Thursday of 30th Week in Course
All souls day
We shall all die, but what then? That is perhaps the key question of human existence. As Christians, we believe that the Father did not abandon us to the effects of original sin, and He does not leave us writhing in our personal sin. Instead, He, with incredible generosity, sent His only-begotten Son to live in our world and die at our hands so that through union with His Resurrection, we might regain our full imaging of God. We might live forever in the joy of the Trinity.

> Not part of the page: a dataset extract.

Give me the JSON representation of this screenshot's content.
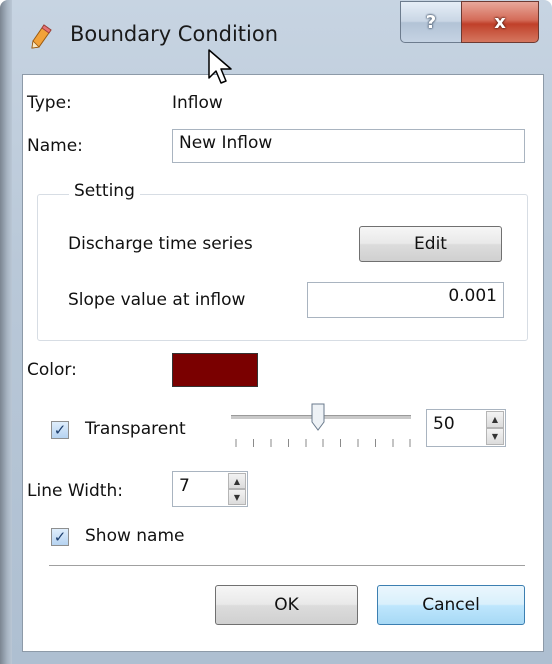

Moreover, from the earliest days we know that the Church prayed for the recently departed because we are all acutely aware of our weakness, our daily shortcomings, our attachment to the things of this world. We know that when we die, it is rare that we leave this world completely ready for the Beatific Vision. So we profess our faith in the hope–yes, hope–of a period of purification. The great Anglican writer C.S. Lewis called it “being cleaned up” before the celestial banquet. Thus we have the great prayers of the Requiem Mass, which through the mastery of many composers has inspired some of the greatest religious music of all time. And we have the Church’s practice of granting indulgences, which are her way of applying the infinite merits of Christ’s passion to reduce or even eliminate what is called the temporal punishment for sin.

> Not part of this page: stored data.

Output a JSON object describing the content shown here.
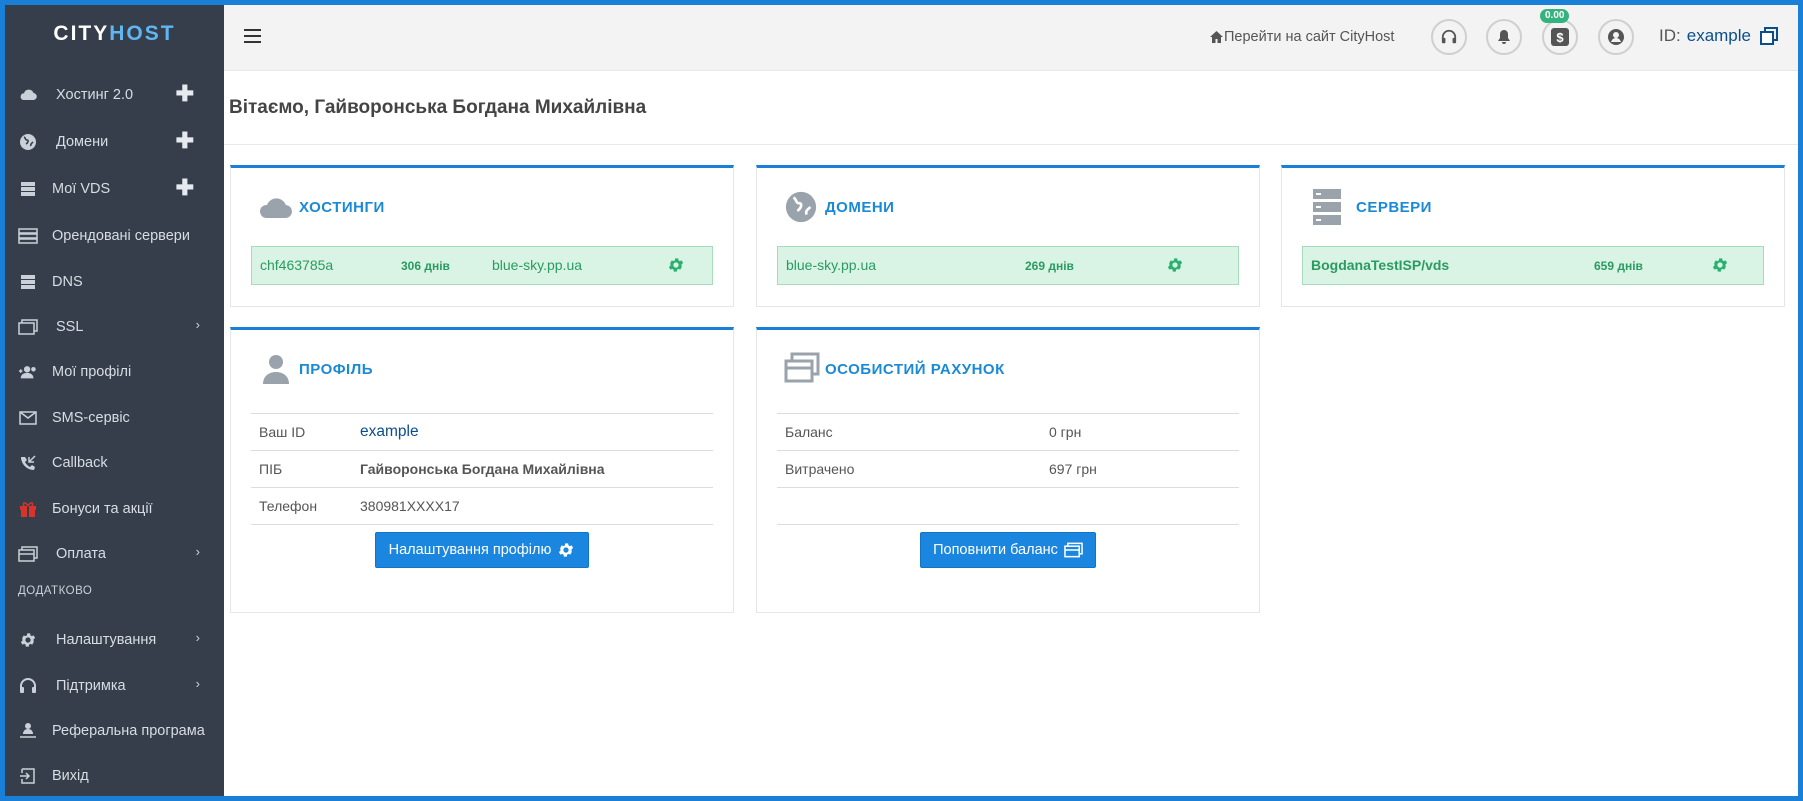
{
  "logo": {
    "part1": "CITY",
    "part2": "HOST"
  },
  "sidebar": {
    "items": [
      {
        "label": "Хостинг 2.0",
        "icon": "cloud-icon"
      },
      {
        "label": "Домени",
        "icon": "globe-icon"
      },
      {
        "label": "Мої VDS",
        "icon": "server-icon"
      },
      {
        "label": "Орендовані сервери",
        "icon": "servers-icon"
      },
      {
        "label": "DNS",
        "icon": "dns-icon"
      },
      {
        "label": "SSL",
        "icon": "ssl-icon"
      },
      {
        "label": "Мої профілі",
        "icon": "profiles-icon"
      },
      {
        "label": "SMS-сервіс",
        "icon": "mail-icon"
      },
      {
        "label": "Callback",
        "icon": "callback-icon"
      },
      {
        "label": "Бонуси та акції",
        "icon": "gift-icon"
      },
      {
        "label": "Оплата",
        "icon": "payment-icon"
      }
    ],
    "section_label": "ДОДАТКОВО",
    "extra_items": [
      {
        "label": "Налаштування",
        "icon": "gear-icon"
      },
      {
        "label": "Підтримка",
        "icon": "headset-icon"
      },
      {
        "label": "Реферальна програма",
        "icon": "referral-icon"
      },
      {
        "label": "Вихід",
        "icon": "logout-icon"
      }
    ],
    "plus": "✚",
    "chevron": "›"
  },
  "topbar": {
    "goto_site": "Перейти на сайт CityHost",
    "balance_badge": "0.00",
    "id_label": "ID:",
    "id_value": "example"
  },
  "greeting": "Вітаємо, Гайворонська Богдана Михайлівна",
  "hosting": {
    "title": "ХОСТИНГИ",
    "name": "chf463785a",
    "days": "306 днів",
    "domain": "blue-sky.pp.ua"
  },
  "domains": {
    "title": "ДОМЕНИ",
    "name": "blue-sky.pp.ua",
    "days": "269 днів"
  },
  "servers": {
    "title": "СЕРВЕРИ",
    "name": "BogdanaTestISP/vds",
    "days": "659 днів"
  },
  "profile": {
    "title": "ПРОФІЛЬ",
    "rows": [
      {
        "label": "Ваш ID",
        "value": "example"
      },
      {
        "label": "ПІБ",
        "value": "Гайворонська Богдана Михайлівна"
      },
      {
        "label": "Телефон",
        "value": "380981XXXX17"
      }
    ],
    "button": "Налаштування профілю"
  },
  "account": {
    "title": "ОСОБИСТИЙ РАХУНОК",
    "rows": [
      {
        "label": "Баланс",
        "value": "0 грн"
      },
      {
        "label": "Витрачено",
        "value": "697 грн"
      }
    ],
    "button": "Поповнити баланс"
  },
  "colors": {
    "accent": "#1a7fd6",
    "sidebar": "#353e4a",
    "green": "#2b9b62"
  }
}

Prayer is the sure way to apply indulgences to ourselves or others, especially deceased friends and relatives. And if they are already in heaven, the grace is applied to someone else. It’s an act of God’s mercy and one of the spiritual works of mercy.
In the Middle Ages, there were indulgences attached to all kinds of prayers, visitations to sacred places, veneration of relics. When we consider how war and the plague could take a healthy person from life to death in a matter of hours, it became imperative to use indulgences as a kind of spiritual insurance, especially since Christ was viewed more as judge than savior by many. Good deeds had indulgences attached to them, and, of course, donating money to support the mission of the Church is a good deed. Thus people began to think of an indulgence as something you could buy.

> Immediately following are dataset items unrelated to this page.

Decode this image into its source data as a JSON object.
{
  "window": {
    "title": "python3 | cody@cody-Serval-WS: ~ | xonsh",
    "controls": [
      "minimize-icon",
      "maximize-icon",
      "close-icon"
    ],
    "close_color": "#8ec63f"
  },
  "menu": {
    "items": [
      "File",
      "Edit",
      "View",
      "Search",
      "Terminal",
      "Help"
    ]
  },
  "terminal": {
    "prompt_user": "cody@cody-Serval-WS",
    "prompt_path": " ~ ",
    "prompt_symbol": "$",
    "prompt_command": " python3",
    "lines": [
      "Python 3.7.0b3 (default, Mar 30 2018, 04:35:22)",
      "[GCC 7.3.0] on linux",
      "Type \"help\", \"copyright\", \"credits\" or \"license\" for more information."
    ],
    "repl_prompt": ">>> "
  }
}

Now enter Pope Julius II, who became pope in 1503, the year Rodrigo Borgia–Alexander VI–died, and whose great dream was to employ the greatest Renaissance architects and artists to rebuild the basilica over St. Peter’s tomb. Ground was broken in 1506. Construction took 120 years. Of course, that required a great deal of money. “One method employed to finance the building of St. Peter's Basilica was the granting of indulgences in return for contributions. A major promoter of this method of fund-raising was Albrecht, Archbishop of Mainz and Magdeburg, who had to clear debts owed to the Roman Curia by contributing to the rebuilding program. To facilitate this, he appointed the German Dominican preacher Johann Tetzel, whose salesmanship provoked a scandal.”
We need to understand that it is very true that the Church can apply the merits of Christ and the saints to mitigate the temporal punishment for sin. But, like every good instrument, indulgences can be and were abused to further political or artistic dreams. We are citizens of heaven, not of this earth. Everything we do should be focused on achieving that goal for ourselves, our family and friends, and even our enemies. When pious Germans dropped money in Tetzel’s collection plate, they were doing so out of love, or maybe fear, but they were intending to do good.
This led, of course, to the preaching and writing of Father Martin Luther, an Augustinian monk, who questioned the practice, and ultimately denied the whole system of indulgences. As we shall see, his political and religious connections amplified his efforts and ultimately cracked open the whole structure of Catholicism from Ireland to Slovakia. Our response to his challenge must be done in charity and intellectual honesty. But mostly we just need to pray–for the souls of the departed and the reunion of the Church Jesus founded.